Bagaei comparó las afirmaciones procedentes de Estados Unidos e Israel con la máxima atribuida al ministro de Propaganda nazi Joseph Goebbels de que una mentira repetida suficientes veces acaba convirtiéndose en verdad. Teherán insiste desde hace décadas en que su programa nuclear tiene fines exclusivamente pacíficos.
El ministro de Exteriores iraní, Abás Araqchí, reiteró que “Irán no desarrollará bajo ninguna circunstancia armas nucleares” y defendió el derecho del país a beneficiarse de la tecnología nuclear con fines civiles. También aseguró que acudirá a la próxima ronda de negociaciones “con la determinación de alcanzar un acuerdo justo y equitativo en el menor tiempo posible”.
Tercera ronda nuclear en Ginebra bajo amenaza militar
Irán y Estados Unidos celebrarán mañana jueves en Ginebra una tercera ronda de negociaciones nucleares indirectas en medio de ultimátum de intervención militar por parte de Washington y sin que, aparentemente, hayan logrado acercar sus líneas rojas.
El encuentro enfrentará de nuevo a Araqchí con el enviado especial de la Casa Blanca, Steve Witkoff, y con Jared Kushner, yerno de Trump, tras dos reuniones previas en Omán y en la propia Ginebra en las que el ministro de Exteriores omaní, Badr bin Hamad al Busaidi, ejerció de intermediario.
Tras esos contactos, ambas partes hablaron de “avances”, aunque sin detallar concesiones concretas.

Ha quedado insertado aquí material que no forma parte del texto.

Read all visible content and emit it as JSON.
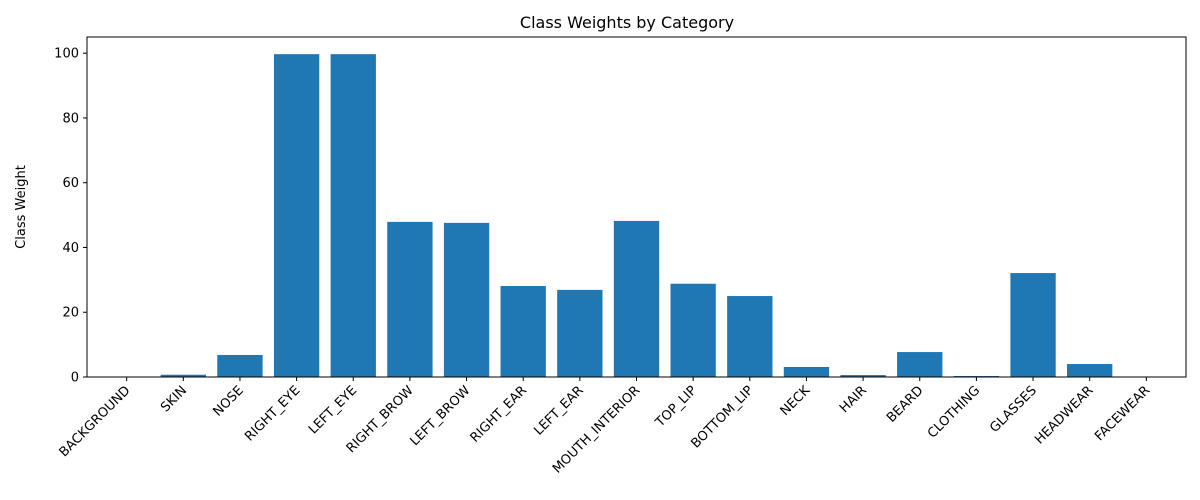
{
  "chart_data": {
    "type": "bar",
    "title": "Class Weights by Category",
    "xlabel": "",
    "ylabel": "Class Weight",
    "ylim": [
      0,
      105
    ],
    "yticks": [
      0,
      20,
      40,
      60,
      80,
      100
    ],
    "grid": false,
    "bar_color": "#1f77b4",
    "categories": [
      "BACKGROUND",
      "SKIN",
      "NOSE",
      "RIGHT_EYE",
      "LEFT_EYE",
      "RIGHT_BROW",
      "LEFT_BROW",
      "RIGHT_EAR",
      "LEFT_EAR",
      "MOUTH_INTERIOR",
      "TOP_LIP",
      "BOTTOM_LIP",
      "NECK",
      "HAIR",
      "BEARD",
      "CLOTHING",
      "GLASSES",
      "HEADWEAR",
      "FACEWEAR"
    ],
    "values": [
      0.0,
      0.7,
      6.8,
      99.7,
      99.7,
      47.9,
      47.6,
      28.1,
      26.9,
      48.2,
      28.8,
      25.0,
      3.1,
      0.6,
      7.7,
      0.3,
      32.1,
      4.0,
      0.0
    ]
  }
}
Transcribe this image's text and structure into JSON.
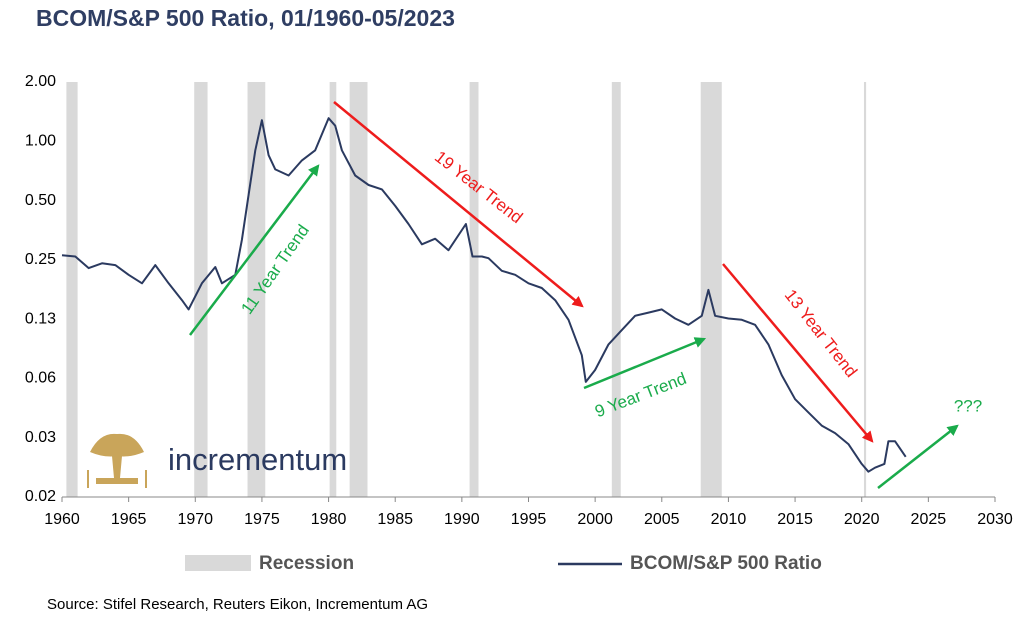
{
  "chart_data": {
    "type": "line",
    "title": "BCOM/S&P 500 Ratio, 01/1960-05/2023",
    "source": "Source: Stifel Research, Reuters Eikon, Incrementum AG",
    "logo_text": "incrementum",
    "log_scale": true,
    "log_base": 2,
    "xlim": [
      1960,
      2030
    ],
    "xticks": [
      1960,
      1965,
      1970,
      1975,
      1980,
      1985,
      1990,
      1995,
      2000,
      2005,
      2010,
      2015,
      2020,
      2025,
      2030
    ],
    "ylim": [
      0.015625,
      2
    ],
    "yticks": [
      {
        "value": 0.015625,
        "label": "0.02"
      },
      {
        "value": 0.03125,
        "label": "0.03"
      },
      {
        "value": 0.0625,
        "label": "0.06"
      },
      {
        "value": 0.125,
        "label": "0.13"
      },
      {
        "value": 0.25,
        "label": "0.25"
      },
      {
        "value": 0.5,
        "label": "0.50"
      },
      {
        "value": 1,
        "label": "1.00"
      },
      {
        "value": 2,
        "label": "2.00"
      }
    ],
    "recession_label": "Recession",
    "recession_color": "#d9d9d9",
    "recessions": [
      [
        1960.33,
        1961.17
      ],
      [
        1969.92,
        1970.92
      ],
      [
        1973.92,
        1975.25
      ],
      [
        1980.08,
        1980.58
      ],
      [
        1981.58,
        1982.92
      ],
      [
        1990.58,
        1991.25
      ],
      [
        2001.25,
        2001.92
      ],
      [
        2007.92,
        2009.5
      ],
      [
        2020.17,
        2020.33
      ]
    ],
    "x": [
      1960,
      1961,
      1962,
      1963,
      1964,
      1965,
      1966,
      1967,
      1968,
      1969,
      1969.5,
      1970.5,
      1971.5,
      1972,
      1973,
      1973.5,
      1974,
      1974.5,
      1975,
      1975.5,
      1976,
      1977,
      1978,
      1979,
      1980,
      1980.5,
      1981,
      1982,
      1983,
      1984,
      1985,
      1986,
      1987,
      1988,
      1989,
      1990.3,
      1990.8,
      1991.5,
      1992,
      1993,
      1994,
      1995,
      1996,
      1997,
      1998,
      1999,
      1999.3,
      2000,
      2001,
      2002,
      2003,
      2004,
      2005,
      2006,
      2007,
      2008,
      2008.5,
      2009,
      2010,
      2011,
      2012,
      2013,
      2014,
      2015,
      2016,
      2017,
      2018,
      2019,
      2020,
      2020.5,
      2021,
      2021.7,
      2022,
      2022.5,
      2023.3
    ],
    "series": [
      {
        "name": "BCOM/S&P 500 Ratio",
        "color": "#2b3a60",
        "values": [
          0.264,
          0.26,
          0.227,
          0.24,
          0.235,
          0.21,
          0.19,
          0.235,
          0.19,
          0.156,
          0.14,
          0.19,
          0.23,
          0.19,
          0.21,
          0.316,
          0.535,
          0.9,
          1.28,
          0.85,
          0.72,
          0.67,
          0.8,
          0.9,
          1.31,
          1.2,
          0.9,
          0.67,
          0.6,
          0.57,
          0.47,
          0.38,
          0.3,
          0.32,
          0.28,
          0.38,
          0.26,
          0.26,
          0.255,
          0.22,
          0.21,
          0.19,
          0.18,
          0.156,
          0.124,
          0.082,
          0.06,
          0.069,
          0.093,
          0.11,
          0.13,
          0.135,
          0.14,
          0.126,
          0.117,
          0.13,
          0.176,
          0.13,
          0.126,
          0.124,
          0.117,
          0.093,
          0.065,
          0.049,
          0.042,
          0.036,
          0.033,
          0.029,
          0.023,
          0.021,
          0.022,
          0.023,
          0.03,
          0.03,
          0.025
        ]
      }
    ],
    "annotations": [
      {
        "text": "11 Year Trend",
        "color": "#1aab4b"
      },
      {
        "text": "19 Year Trend",
        "color": "#ee1c1c"
      },
      {
        "text": "9 Year Trend",
        "color": "#1aab4b"
      },
      {
        "text": "13 Year Trend",
        "color": "#ee1c1c"
      },
      {
        "text": "???",
        "color": "#1aab4b"
      }
    ]
  }
}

Washington insiste en la suspensión total del enriquecimiento de uranio iraní y en la limitación del alcance de sus misiles para que no puedan golpear Israel. Teherán, por su parte, sostiene que solo aceptará restricciones adicionales a cambio de un levantamiento efectivo de las sanciones económicas.
Medios estadounidenses describen la reunión como una última oportunidad antes de que Trump ejecute sus amenazas militares. Estados Unidos ha realizado el mayor despliegue en la región desde la invasión de Irak, con dos portaaviones, varios destructores y decenas de cazas en las proximidades de Irán para presionar en la negociación.

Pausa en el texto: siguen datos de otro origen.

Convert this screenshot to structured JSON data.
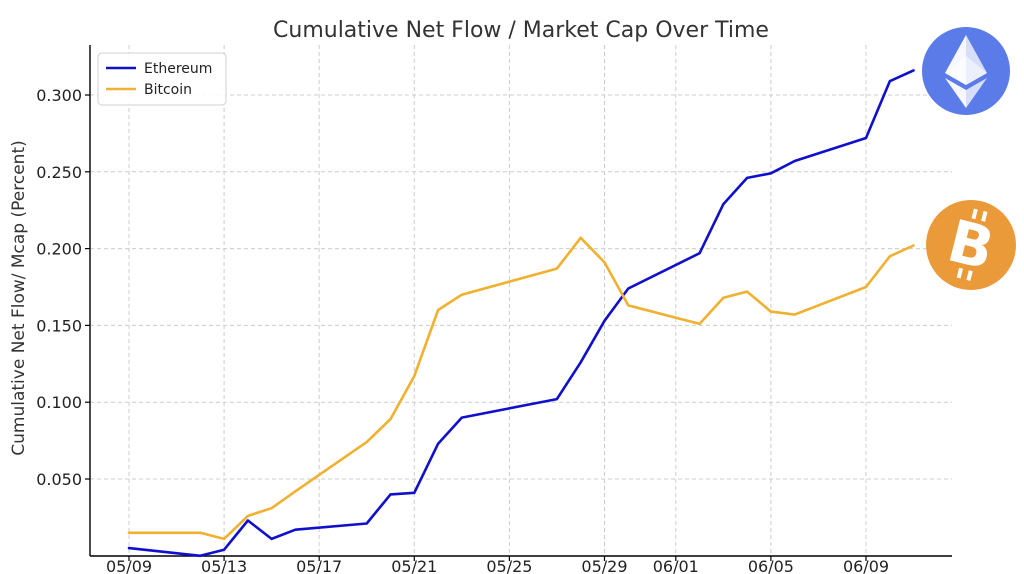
{
  "chart_data": {
    "type": "line",
    "title": "Cumulative Net Flow / Market Cap Over Time",
    "xlabel": "",
    "ylabel": "Cumulative Net Flow/ Mcap (Percent)",
    "x_tick_labels": [
      "05/09",
      "05/13",
      "05/17",
      "05/21",
      "05/25",
      "05/29",
      "06/01",
      "06/05",
      "06/09"
    ],
    "y_ticks": [
      0.05,
      0.1,
      0.15,
      0.2,
      0.25,
      0.3
    ],
    "y_tick_labels": [
      "0.050",
      "0.100",
      "0.150",
      "0.200",
      "0.250",
      "0.300"
    ],
    "ylim": [
      0.0,
      0.33
    ],
    "xlim": [
      "05/08",
      "06/11"
    ],
    "grid": true,
    "legend_position": "top-left",
    "series": [
      {
        "name": "Ethereum",
        "color": "#1010cc",
        "x": [
          "05/09",
          "05/12",
          "05/13",
          "05/14",
          "05/15",
          "05/16",
          "05/19",
          "05/20",
          "05/21",
          "05/22",
          "05/23",
          "05/27",
          "05/28",
          "05/29",
          "05/30",
          "06/02",
          "06/03",
          "06/04",
          "06/05",
          "06/06",
          "06/09",
          "06/10",
          "06/11"
        ],
        "values": [
          0.005,
          0.0,
          0.004,
          0.023,
          0.011,
          0.017,
          0.021,
          0.04,
          0.041,
          0.073,
          0.09,
          0.102,
          0.126,
          0.153,
          0.174,
          0.197,
          0.229,
          0.246,
          0.249,
          0.257,
          0.272,
          0.309,
          0.316
        ]
      },
      {
        "name": "Bitcoin",
        "color": "#f0b030",
        "x": [
          "05/09",
          "05/12",
          "05/13",
          "05/14",
          "05/15",
          "05/16",
          "05/19",
          "05/20",
          "05/21",
          "05/22",
          "05/23",
          "05/27",
          "05/28",
          "05/29",
          "05/30",
          "06/02",
          "06/03",
          "06/04",
          "06/05",
          "06/06",
          "06/09",
          "06/10",
          "06/11"
        ],
        "values": [
          0.015,
          0.015,
          0.011,
          0.026,
          0.031,
          0.042,
          0.074,
          0.089,
          0.117,
          0.16,
          0.17,
          0.187,
          0.207,
          0.191,
          0.163,
          0.151,
          0.168,
          0.172,
          0.159,
          0.157,
          0.175,
          0.195,
          0.202
        ]
      }
    ],
    "logos": [
      {
        "name": "ethereum-logo",
        "color": "#5b7be9"
      },
      {
        "name": "bitcoin-logo",
        "color": "#eb9a3a"
      }
    ]
  }
}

La República Islámica ha advertido de que no cederá bajo amenazas y que, en caso de ataque, responderá con dureza y el conflicto se extenderá por la región. En este cruce entre presión externa y contestación interna, las universidades vuelven a actuar como termómetro del malestar social. Aunque la intensidad de las concentraciones ha disminuido, la radicalidad de algunas consignas y la extensión geográfica del movimiento sugieren que el descontento sigue latente en un momento especialmente delicado para el régimen iraní.